The Phillips Curve Trade-Off
An increase in aggregate demand causes an increase in real GDP. Therefore firms employ more workers and unemployment falls. However, as the economy gets closer to full capacity, we see an increase in inflationary pressures. With lower unemployment, workers can demand higher money wages, which causes wage inflation. Firms can increase prices due to rising demand. Therefore, in this situation, we see falling unemployment, but higher inflation.
Thus, the government could choose a lower unemployment rate at a higher cost of inflation or lower inflation at the cost of higher unemployment. The Phillips Curve supported the Keynesian theory that an increase in Aggregate Demand led to lower unemployment but built inflationary pressures.
The Long Run Phillips Curve
The Long Run Phillips Curve was devised after in the 1970s, the unemployment rate and inflation rate were both rising (this came to be known as stagnation). Economists Ed Phelps and Milton Friedman claimed that the Phillips Curve trade-off only existed in the short run, and in the long run, the Phillips curve becomes vertical. You can see The Long Run Phillips Curve as the vertical line at the natural rate of unemployment, where the rate of inflation does not affect unemployment.
If the government tries to lower unemployment below the Natural Rate of Unemployment (NRU), then they will succeed in the short run at the cost of increasing inflation permanently.
The tradeoff between unemployment and inflation works in the short run because of ‘money illusion,’ where workers are slow to anticipate the inflation in the next year.

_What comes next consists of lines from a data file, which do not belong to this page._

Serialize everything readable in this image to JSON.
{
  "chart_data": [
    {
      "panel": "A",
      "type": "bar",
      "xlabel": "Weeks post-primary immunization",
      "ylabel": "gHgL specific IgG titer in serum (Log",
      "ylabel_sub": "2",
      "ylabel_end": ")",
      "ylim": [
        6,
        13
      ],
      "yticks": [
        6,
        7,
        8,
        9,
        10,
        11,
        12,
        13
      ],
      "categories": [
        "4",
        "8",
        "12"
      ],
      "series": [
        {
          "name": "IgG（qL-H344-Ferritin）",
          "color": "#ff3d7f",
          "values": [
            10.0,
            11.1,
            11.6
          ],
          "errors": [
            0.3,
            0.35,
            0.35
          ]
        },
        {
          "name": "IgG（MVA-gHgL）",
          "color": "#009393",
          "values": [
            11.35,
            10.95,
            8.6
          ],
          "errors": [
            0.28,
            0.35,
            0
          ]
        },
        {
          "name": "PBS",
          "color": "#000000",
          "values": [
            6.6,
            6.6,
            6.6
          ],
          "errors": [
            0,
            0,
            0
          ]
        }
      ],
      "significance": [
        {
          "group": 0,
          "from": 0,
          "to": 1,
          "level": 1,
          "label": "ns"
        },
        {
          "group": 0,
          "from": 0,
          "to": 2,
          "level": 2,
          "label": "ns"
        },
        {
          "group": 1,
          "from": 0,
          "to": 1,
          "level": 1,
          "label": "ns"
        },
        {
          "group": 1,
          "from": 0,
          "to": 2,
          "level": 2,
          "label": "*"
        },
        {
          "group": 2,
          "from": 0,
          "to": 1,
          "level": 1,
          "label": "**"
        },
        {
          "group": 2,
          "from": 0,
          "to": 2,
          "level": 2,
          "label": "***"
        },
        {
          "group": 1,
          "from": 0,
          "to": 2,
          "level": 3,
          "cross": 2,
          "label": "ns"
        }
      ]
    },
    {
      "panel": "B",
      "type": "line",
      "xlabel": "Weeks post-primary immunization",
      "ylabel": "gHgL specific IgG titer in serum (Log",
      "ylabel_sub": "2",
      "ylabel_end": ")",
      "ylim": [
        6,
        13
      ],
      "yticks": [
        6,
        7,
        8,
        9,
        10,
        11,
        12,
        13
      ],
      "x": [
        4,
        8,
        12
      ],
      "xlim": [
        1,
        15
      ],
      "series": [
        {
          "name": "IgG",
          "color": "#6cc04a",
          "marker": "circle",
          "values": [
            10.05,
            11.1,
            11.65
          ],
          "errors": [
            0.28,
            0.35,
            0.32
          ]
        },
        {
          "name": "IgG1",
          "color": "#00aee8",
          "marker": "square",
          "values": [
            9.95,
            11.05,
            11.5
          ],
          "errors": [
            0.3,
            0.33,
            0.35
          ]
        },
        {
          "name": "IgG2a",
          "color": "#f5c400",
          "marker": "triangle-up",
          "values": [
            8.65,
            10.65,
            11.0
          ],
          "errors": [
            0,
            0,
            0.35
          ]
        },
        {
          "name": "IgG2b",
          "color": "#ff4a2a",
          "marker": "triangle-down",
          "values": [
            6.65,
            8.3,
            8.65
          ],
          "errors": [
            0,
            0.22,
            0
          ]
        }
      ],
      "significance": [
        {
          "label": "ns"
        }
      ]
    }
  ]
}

Say the current inflation rate is 3% and the natural rate of unemployment is 5%, so in the short run when the government tries to reduce the unemployment rate to 4%, the inflation rate increases to 5%. Firms hire more workers during the expansionary policies, however, workers don’t realize that the inflation rate is 5% and not 3%, and when they demand higher wages firms have to fire extra workers, so unemployment returns back to 5%.
Non-Accelerating Inflation Rate of Unemployment (NAIRU)
Unexpected inflation might allow unemployment to fall below the natural rate by temporarily depressing real wages, but this effect would dissipate once expectations about inflation were corrected. Only with continuously accelerating inflation could rates of unemployment below the natural rate be maintained.
Any decrease in the unemployment rate is temporary. In the long run, expectations are adjusted, and there is no trade-off between unemployment and inflation. The Natural Rate of Unemployment is compatible with any rate of inflation, as long as the rate of inflation does not accelerate. The Non-Accelerating Inflation Rate of Unemployment or NAIRU is that level of unemployment that can be sustained with a change in the inflation rate.